Natalie Harp, asistente ejecutiva del presidente Donald Trump, evitó durante más de un año someterse al proceso rutinario de autorización de seguridad exigido al personal del Ala Oeste. Así lo reportó MS NOW el miércoles. El caso cobra relevancia por la cercanía constante de Harp al presidente.
Según fuentes sin identificar citadas por MS NOW, Harp rechazó el proceso en múltiples ocasiones. Las razones de esa negativa no quedaron claras. Fueron las preocupaciones de funcionarios de seguridad de la Casa Blanca las que llevaron a Trump a intervenir directamente. Solo entonces Harp completó los formularios necesarios para iniciar una investigación federal de antecedentes. El resultado fue la obtención de su acreditación.
Un funcionario de seguridad nacional expresó inquietud ante MS NOW. Su argumento: la proximidad de Harp a Trump y al área residencial le da acceso a información más sensible que la disponible para otros altos funcionarios de la Casa Blanca.
Harp, de 35 años, se ha ganado fama de filtro del presidente. Le entrega impresiones de encuestas y copias físicas de cobertura mediática favorable. Una fuente anónima dijo a MS NOW que Harp «pone frente a él cosas que no han sido verificadas», alimentando lo que describió como las partes «menos productivas y más problemáticas» de su carácter.
La controversia escaló el fin de semana cuando el senador Jon Ossoff, demócrata de Georgia, afirmó que Trump no quería cumplir sus funciones como presidente. Ossoff sostuvo que el mandatario prefería «construir su salón de baile y viajar con Natalie en su aparentemente indefenso palacio volador». La referencia apuntaba al avión donado por Qatar que fue retirado de servicio este verano por reportes sobre deficiencias de seguridad. Esta semana, Ossoff redobló sus declaraciones: dijo que Trump se rodea de «aduladores» que actúan como su «manta de seguridad».
Harp es exancla de One America News. Según The New York Times, en una carta firmada «Con todo mi corazón, Natalie», se dirigió directamente a Trump.
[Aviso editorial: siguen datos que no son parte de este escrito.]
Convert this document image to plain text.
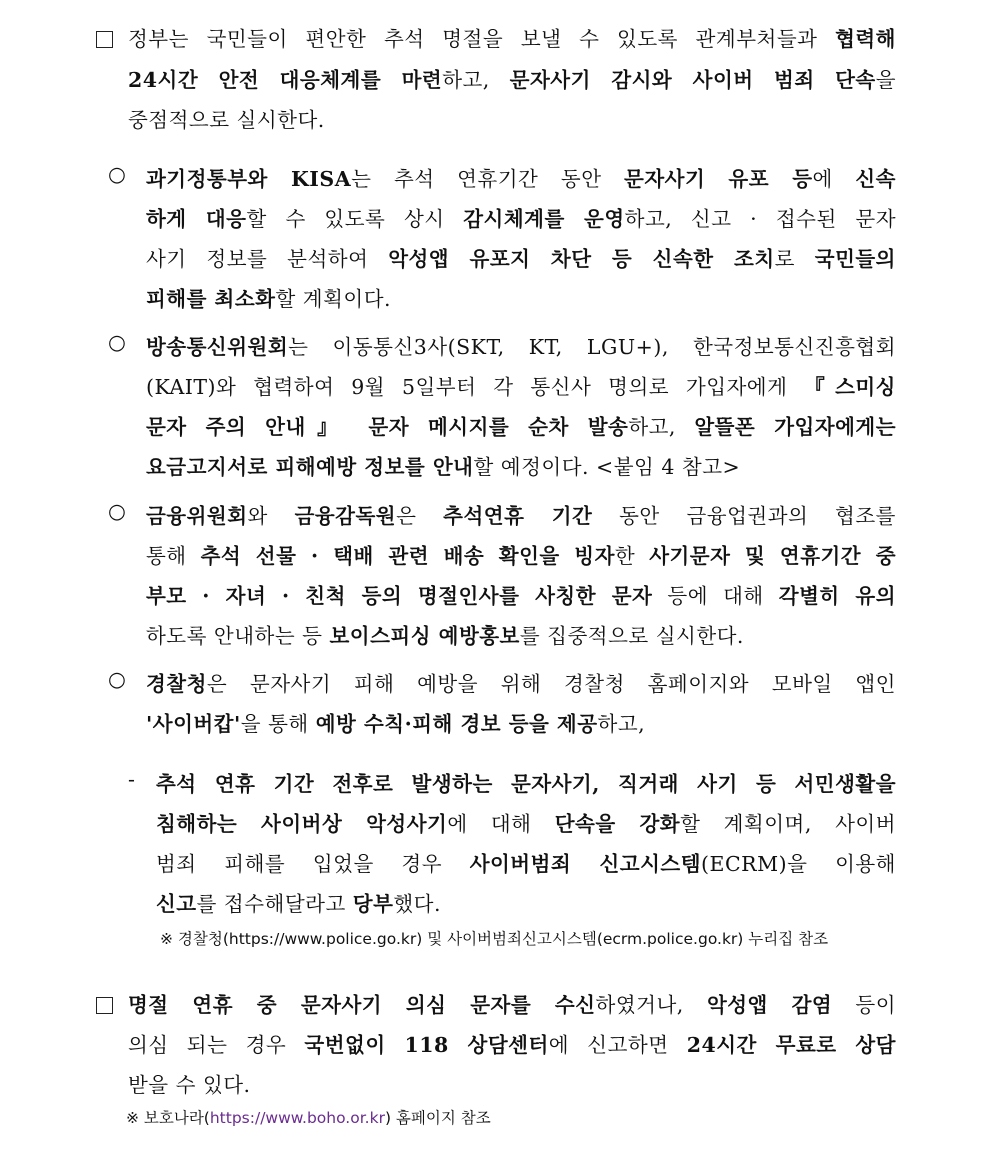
정부는 국민들이 편안한 추석 명절을 보낼 수 있도록 관계부처들과 협력해
24시간 안전 대응체계를 마련하고, 문자사기 감시와 사이버 범죄 단속을
중점적으로 실시한다.
○ 과기정통부와 KISA는 추석 연휴기간 동안 문자사기 유포 등에 신속
하게 대응할 수 있도록 상시 감시체계를 운영하고, 신고 · 접수된 문자
사기 정보를 분석하여 악성앱 유포지 차단 등 신속한 조치로 국민들의
피해를 최소화할 계획이다.
○ 방송통신위원회는 이동통신3사(SKT, KT, LGU+), 한국정보통신진흥협회
(KAIT)와 협력하여 9월 5일부터 각 통신사 명의로 가입자에게 『스미싱
문자 주의 안내』 문자 메시지를 순차 발송하고, 알뜰폰 가입자에게는
요금고지서로 피해예방 정보를 안내할 예정이다. <붙임 4 참고>
○ 금융위원회와 금융감독원은 추석연휴 기간 동안 금융업권과의 협조를
통해 추석 선물 · 택배 관련 배송 확인을 빙자한 사기문자 및 연휴기간 중
부모 · 자녀 · 친척 등의 명절인사를 사칭한 문자 등에 대해 각별히 유의
하도록 안내하는 등 보이스피싱 예방홍보를 집중적으로 실시한다.
○ 경찰청은 문자사기 피해 예방을 위해 경찰청 홈페이지와 모바일 앱인
'사이버캅'을 통해 예방 수칙·피해 경보 등을 제공하고,
- 추석 연휴 기간 전후로 발생하는 문자사기, 직거래 사기 등 서민생활을
침해하는 사이버상 악성사기에 대해 단속을 강화할 계획이며, 사이버
범죄 피해를 입었을 경우 사이버범죄 신고시스템(ECRM)을 이용해
신고를 접수해달라고 당부했다.
※ 경찰청(https://www.police.go.kr) 및 사이버범죄신고시스템(ecrm.police.go.kr) 누리집 참조
명절 연휴 중 문자사기 의심 문자를 수신하였거나, 악성앱 감염 등이
의심 되는 경우 국번없이 118 상담센터에 신고하면 24시간 무료로 상담
받을 수 있다.
※ 보호나라(https://www.boho.or.kr) 홈페이지 참조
Harp ha atribuido al presidente haberle salvado la vida al firmar legislación que le permitió acceder a tratamiento experimental contra el cáncer de huesos.
Desde Ágora Capital, el caso ilustra un principio elemental: el acceso al poder ejecutivo exige controles institucionales, no lealtades personales. Cuando los procesos de verificación se sortean —sea por inacción burocrática o por intervención presidencial tardía— el riesgo no es solo político. Es operativo. Un aparato de seguridad nacional funciona sobre reglas, no sobre afinidades. El mercado de la confianza institucional, como cualquier otro, colapsa cuando se relajan los estándares de entrada.